Remember that when allocation = "equal", the
nSamp value will be allocated for each strata.
We get 400 sample units in our output below because we have 4 strata
and nSamp = 100.
#--- equal stratified sampling of existing ---#
sample_existing(existing = e_strata, nSamp = 100, type = "strat", allocation = "equal")
#> Simple feature collection with 400 features and 4 fields
#> Geometry type: POINT
#> Dimension: XY
#> Bounding box: xmin: 431129.5 ymin: 5337709 xmax: 438548.2 ymax: 5343237
#> Projected CRS: UTM Zone 17, Northern Hemisphere
#> First 10 features:
#> strata zq90 pzabove2 zsd geometry
#> 1 4 15.9 93.6 4.28 POINT (435407.1 5343095)
#> 2 4 15.2 76.7 3.66 POINT (431671.1 5341878)
#> 3 4 12.9 91.1 3.19 POINT (433235.9 5339080)
#> 4 4 15.7 73.9 3.94 POINT (431443.1 5341493)
#> 5 4 14.7 93.5 3.11 POINT (431614.4 5338273)
#> 6 4 18.9 74.5 3.87 POINT (436826.5 5341630)
#> 7 4 20.3 95.8 4.19 POINT (436490.3 5341414)
#> 8 4 17.0 91.7 3.47 POINT (435723.9 5338541)
#> 9 4 17.9 89.7 4.04 POINT (431383.3 5341217)
#> 10 4 17.1 90.8 3.65 POINT (433680.5 5339128)
#--- manual stratified sampling of existing with user defined weights ---#
s <- sample_existing(existing = e_strata, nSamp = 100, type = "strat", allocation = "manual", weights = c(0.2, 0.6, 0.1, 0.1))
We can check the proportion of samples from each strata with:
#--- check proportions match weights ---#
table(s$strata) / 100
#>
#> 1 2 3 4
#> 0.2 0.6 0.1 0.1
Finally, type = "optim allows for the user to define a
raster metric to be used to optimize within strata
variances.
#--- manual stratified sampling of existing with user defined weights ---#
sample_existing(existing = e_strata, nSamp = 100, type = "strat", allocation = "optim", raster = mraster, metric = "zq90")
#> Simple feature collection with 99 features and 4 fields
#> Geometry type: POINT
#> Dimension: XY
#> Bounding box: xmin: 431192.5 ymin: 5337780 xmax: 438559.5 ymax: 5343237
#> Projected CRS: UTM Zone 17, Northern Hemisphere
#> First 10 features:
#> strata zq90 pzabove2 zsd geometry
#> 1 4 16.8 91.9 4.61 POINT (437069 5339408)

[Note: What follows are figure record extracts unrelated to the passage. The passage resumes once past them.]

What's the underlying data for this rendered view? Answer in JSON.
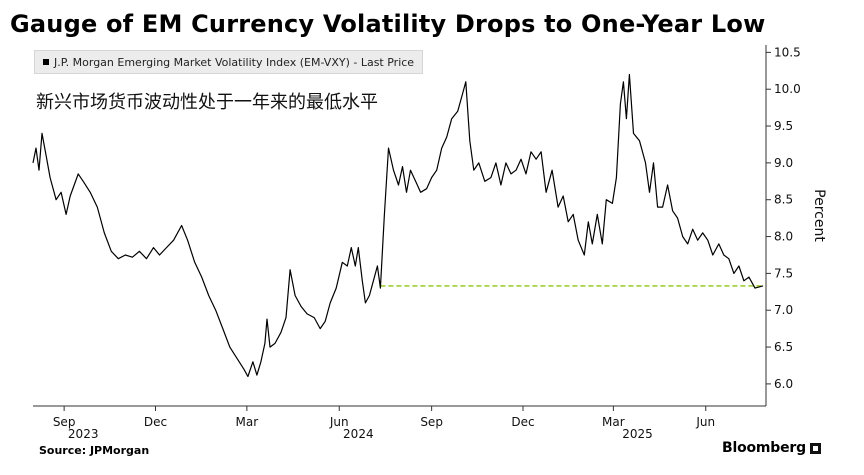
{
  "header": {
    "title": "Gauge of EM Currency Volatility Drops to One-Year Low",
    "legend_label": "J.P. Morgan Emerging Market Volatility Index (EM-VXY) - Last Price",
    "annotation": "新兴市场货币波动性处于一年来的最低水平"
  },
  "footer": {
    "source": "Source: JPMorgan",
    "brand": "Bloomberg"
  },
  "colors": {
    "line": "#000000",
    "reference_line": "#9ed22a",
    "axis": "#333333"
  },
  "chart_data": {
    "type": "line",
    "title": "Gauge of EM Currency Volatility Drops to One-Year Low",
    "ylabel": "Percent",
    "ylim": [
      5.7,
      10.6
    ],
    "yticks": [
      6.0,
      6.5,
      7.0,
      7.5,
      8.0,
      8.5,
      9.0,
      9.5,
      10.0,
      10.5
    ],
    "ytick_labels": [
      "6.0",
      "6.5",
      "7.0",
      "7.5",
      "8.0",
      "8.5",
      "9.0",
      "9.5",
      "10.0",
      "10.5"
    ],
    "y_axis_position": "right",
    "grid": false,
    "legend_position": "top-left",
    "xlim": [
      "2023-08-01",
      "2025-07-31"
    ],
    "month_ticks": [
      {
        "date": "2023-09-01",
        "label": "Sep"
      },
      {
        "date": "2023-12-01",
        "label": "Dec"
      },
      {
        "date": "2024-03-01",
        "label": "Mar"
      },
      {
        "date": "2024-06-01",
        "label": "Jun"
      },
      {
        "date": "2024-09-01",
        "label": "Sep"
      },
      {
        "date": "2024-12-01",
        "label": "Dec"
      },
      {
        "date": "2025-03-01",
        "label": "Mar"
      },
      {
        "date": "2025-06-01",
        "label": "Jun"
      }
    ],
    "year_labels": [
      {
        "date": "2023-09-20",
        "label": "2023"
      },
      {
        "date": "2024-06-20",
        "label": "2024"
      },
      {
        "date": "2025-03-25",
        "label": "2025"
      }
    ],
    "reference_line": {
      "y": 7.33,
      "from": "2024-07-12",
      "to": "2025-07-28",
      "style": "dashed"
    },
    "series": [
      {
        "values": [
          [
            "2023-08-01",
            9.0
          ],
          [
            "2023-08-04",
            9.2
          ],
          [
            "2023-08-07",
            8.9
          ],
          [
            "2023-08-10",
            9.4
          ],
          [
            "2023-08-14",
            9.1
          ],
          [
            "2023-08-18",
            8.8
          ],
          [
            "2023-08-24",
            8.5
          ],
          [
            "2023-08-29",
            8.6
          ],
          [
            "2023-09-03",
            8.3
          ],
          [
            "2023-09-07",
            8.55
          ],
          [
            "2023-09-11",
            8.7
          ],
          [
            "2023-09-15",
            8.85
          ],
          [
            "2023-09-20",
            8.75
          ],
          [
            "2023-09-27",
            8.6
          ],
          [
            "2023-10-04",
            8.4
          ],
          [
            "2023-10-11",
            8.05
          ],
          [
            "2023-10-18",
            7.8
          ],
          [
            "2023-10-25",
            7.7
          ],
          [
            "2023-11-01",
            7.75
          ],
          [
            "2023-11-08",
            7.72
          ],
          [
            "2023-11-15",
            7.8
          ],
          [
            "2023-11-22",
            7.7
          ],
          [
            "2023-11-29",
            7.85
          ],
          [
            "2023-12-05",
            7.75
          ],
          [
            "2023-12-12",
            7.85
          ],
          [
            "2023-12-19",
            7.95
          ],
          [
            "2023-12-27",
            8.15
          ],
          [
            "2024-01-02",
            7.95
          ],
          [
            "2024-01-09",
            7.65
          ],
          [
            "2024-01-16",
            7.45
          ],
          [
            "2024-01-23",
            7.2
          ],
          [
            "2024-01-30",
            7.0
          ],
          [
            "2024-02-06",
            6.75
          ],
          [
            "2024-02-13",
            6.5
          ],
          [
            "2024-02-20",
            6.35
          ],
          [
            "2024-02-27",
            6.2
          ],
          [
            "2024-03-02",
            6.1
          ],
          [
            "2024-03-07",
            6.3
          ],
          [
            "2024-03-11",
            6.12
          ],
          [
            "2024-03-15",
            6.3
          ],
          [
            "2024-03-19",
            6.55
          ],
          [
            "2024-03-21",
            6.88
          ],
          [
            "2024-03-24",
            6.5
          ],
          [
            "2024-03-29",
            6.55
          ],
          [
            "2024-04-04",
            6.7
          ],
          [
            "2024-04-09",
            6.9
          ],
          [
            "2024-04-13",
            7.55
          ],
          [
            "2024-04-18",
            7.2
          ],
          [
            "2024-04-24",
            7.05
          ],
          [
            "2024-04-30",
            6.95
          ],
          [
            "2024-05-07",
            6.9
          ],
          [
            "2024-05-13",
            6.75
          ],
          [
            "2024-05-18",
            6.85
          ],
          [
            "2024-05-23",
            7.1
          ],
          [
            "2024-05-29",
            7.3
          ],
          [
            "2024-06-04",
            7.65
          ],
          [
            "2024-06-09",
            7.6
          ],
          [
            "2024-06-13",
            7.85
          ],
          [
            "2024-06-17",
            7.6
          ],
          [
            "2024-06-20",
            7.85
          ],
          [
            "2024-06-24",
            7.4
          ],
          [
            "2024-06-27",
            7.1
          ],
          [
            "2024-07-01",
            7.2
          ],
          [
            "2024-07-05",
            7.4
          ],
          [
            "2024-07-09",
            7.6
          ],
          [
            "2024-07-12",
            7.3
          ],
          [
            "2024-07-16",
            8.3
          ],
          [
            "2024-07-20",
            9.2
          ],
          [
            "2024-07-25",
            8.9
          ],
          [
            "2024-07-30",
            8.7
          ],
          [
            "2024-08-03",
            8.95
          ],
          [
            "2024-08-07",
            8.6
          ],
          [
            "2024-08-11",
            8.9
          ],
          [
            "2024-08-16",
            8.75
          ],
          [
            "2024-08-21",
            8.6
          ],
          [
            "2024-08-27",
            8.65
          ],
          [
            "2024-09-01",
            8.8
          ],
          [
            "2024-09-06",
            8.9
          ],
          [
            "2024-09-11",
            9.2
          ],
          [
            "2024-09-16",
            9.35
          ],
          [
            "2024-09-21",
            9.6
          ],
          [
            "2024-09-27",
            9.7
          ],
          [
            "2024-10-02",
            9.95
          ],
          [
            "2024-10-05",
            10.1
          ],
          [
            "2024-10-09",
            9.3
          ],
          [
            "2024-10-13",
            8.9
          ],
          [
            "2024-10-18",
            9.0
          ],
          [
            "2024-10-24",
            8.75
          ],
          [
            "2024-10-30",
            8.8
          ],
          [
            "2024-11-04",
            9.0
          ],
          [
            "2024-11-09",
            8.7
          ],
          [
            "2024-11-14",
            9.0
          ],
          [
            "2024-11-19",
            8.85
          ],
          [
            "2024-11-24",
            8.9
          ],
          [
            "2024-11-29",
            9.05
          ],
          [
            "2024-12-04",
            8.85
          ],
          [
            "2024-12-09",
            9.15
          ],
          [
            "2024-12-14",
            9.05
          ],
          [
            "2024-12-19",
            9.15
          ],
          [
            "2024-12-24",
            8.6
          ],
          [
            "2024-12-30",
            8.9
          ],
          [
            "2025-01-05",
            8.4
          ],
          [
            "2025-01-10",
            8.55
          ],
          [
            "2025-01-15",
            8.2
          ],
          [
            "2025-01-20",
            8.3
          ],
          [
            "2025-01-25",
            7.95
          ],
          [
            "2025-01-31",
            7.75
          ],
          [
            "2025-02-04",
            8.2
          ],
          [
            "2025-02-08",
            7.9
          ],
          [
            "2025-02-13",
            8.3
          ],
          [
            "2025-02-18",
            7.9
          ],
          [
            "2025-02-22",
            8.5
          ],
          [
            "2025-02-28",
            8.45
          ],
          [
            "2025-03-04",
            8.8
          ],
          [
            "2025-03-08",
            9.8
          ],
          [
            "2025-03-11",
            10.1
          ],
          [
            "2025-03-14",
            9.6
          ],
          [
            "2025-03-17",
            10.2
          ],
          [
            "2025-03-21",
            9.4
          ],
          [
            "2025-03-27",
            9.3
          ],
          [
            "2025-04-02",
            9.0
          ],
          [
            "2025-04-06",
            8.6
          ],
          [
            "2025-04-10",
            9.0
          ],
          [
            "2025-04-14",
            8.4
          ],
          [
            "2025-04-19",
            8.4
          ],
          [
            "2025-04-24",
            8.7
          ],
          [
            "2025-04-29",
            8.35
          ],
          [
            "2025-05-04",
            8.25
          ],
          [
            "2025-05-09",
            8.0
          ],
          [
            "2025-05-14",
            7.9
          ],
          [
            "2025-05-19",
            8.1
          ],
          [
            "2025-05-24",
            7.95
          ],
          [
            "2025-05-29",
            8.05
          ],
          [
            "2025-06-03",
            7.95
          ],
          [
            "2025-06-08",
            7.75
          ],
          [
            "2025-06-14",
            7.9
          ],
          [
            "2025-06-19",
            7.75
          ],
          [
            "2025-06-24",
            7.7
          ],
          [
            "2025-06-29",
            7.5
          ],
          [
            "2025-07-04",
            7.6
          ],
          [
            "2025-07-09",
            7.4
          ],
          [
            "2025-07-14",
            7.45
          ],
          [
            "2025-07-20",
            7.3
          ],
          [
            "2025-07-28",
            7.33
          ]
        ]
      }
    ]
  }
}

#> 2 4 15.6 70.6 3.92 POINT (435171 5338661)
#> 3 4 17.5 89.3 4.35 POINT (436202.5 5340753)
#> 4 4 15.3 69.1 3.64 POINT (432634.5 5339644)
#> 5 4 15.5 82.8 3.31 POINT (437103 5341571)

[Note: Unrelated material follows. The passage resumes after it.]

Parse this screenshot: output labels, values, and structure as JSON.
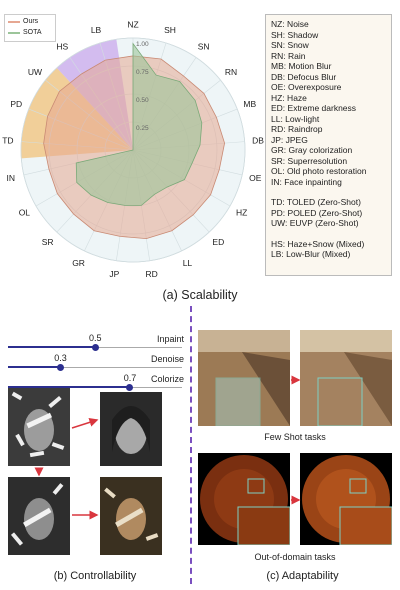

#> 6 4 19.5 93.7 3.19 POINT (436034.4 5340644)
#> 7 4 18.8 95.9 3.20 POINT (431696.9 5339991)
#> 8 4 21.3 92.8 3.33 POINT (432443.8 5338093)
#> 9 4 16.5 97.2 2.07 POINT (431192.5 5339666)

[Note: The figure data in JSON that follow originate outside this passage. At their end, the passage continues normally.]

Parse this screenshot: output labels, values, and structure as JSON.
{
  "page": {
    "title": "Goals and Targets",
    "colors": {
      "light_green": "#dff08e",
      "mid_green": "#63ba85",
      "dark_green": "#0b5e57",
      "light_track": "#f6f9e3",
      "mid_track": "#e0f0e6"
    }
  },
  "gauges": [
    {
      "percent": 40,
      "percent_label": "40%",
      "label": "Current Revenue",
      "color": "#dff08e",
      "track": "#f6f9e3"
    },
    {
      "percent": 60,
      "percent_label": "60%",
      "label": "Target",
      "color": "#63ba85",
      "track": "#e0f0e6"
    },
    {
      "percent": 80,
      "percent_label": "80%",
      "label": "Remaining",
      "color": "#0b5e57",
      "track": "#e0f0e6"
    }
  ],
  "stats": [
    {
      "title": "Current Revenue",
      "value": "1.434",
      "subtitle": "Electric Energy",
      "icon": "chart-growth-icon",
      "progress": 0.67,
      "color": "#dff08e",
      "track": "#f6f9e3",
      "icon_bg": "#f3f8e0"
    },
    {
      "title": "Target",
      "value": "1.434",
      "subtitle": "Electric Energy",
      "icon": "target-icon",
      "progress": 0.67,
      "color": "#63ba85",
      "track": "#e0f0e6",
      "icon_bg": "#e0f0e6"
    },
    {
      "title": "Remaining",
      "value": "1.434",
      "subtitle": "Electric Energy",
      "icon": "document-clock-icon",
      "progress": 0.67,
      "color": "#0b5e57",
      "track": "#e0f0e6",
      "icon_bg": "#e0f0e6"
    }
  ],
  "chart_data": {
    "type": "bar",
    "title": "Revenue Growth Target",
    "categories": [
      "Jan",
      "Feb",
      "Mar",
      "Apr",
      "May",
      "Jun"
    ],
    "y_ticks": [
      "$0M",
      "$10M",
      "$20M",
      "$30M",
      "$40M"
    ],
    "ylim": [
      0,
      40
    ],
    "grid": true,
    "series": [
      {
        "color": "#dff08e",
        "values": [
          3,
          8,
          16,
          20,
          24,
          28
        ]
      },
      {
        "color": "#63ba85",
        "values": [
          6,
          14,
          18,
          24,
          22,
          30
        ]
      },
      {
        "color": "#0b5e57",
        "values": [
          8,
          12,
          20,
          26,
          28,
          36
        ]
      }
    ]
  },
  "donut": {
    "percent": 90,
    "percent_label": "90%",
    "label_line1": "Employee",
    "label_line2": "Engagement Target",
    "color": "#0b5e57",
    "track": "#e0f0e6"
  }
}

#> 10 4 16.2 85.8 3.54 POINT (433016.1 5342744)
We see from the output that we get 300 sample units that are a
sub-sample of existing. The plotted output shows cumulative
frequency distributions of the population (all existing
samples) and the sub-sample (the 300 samples we requested).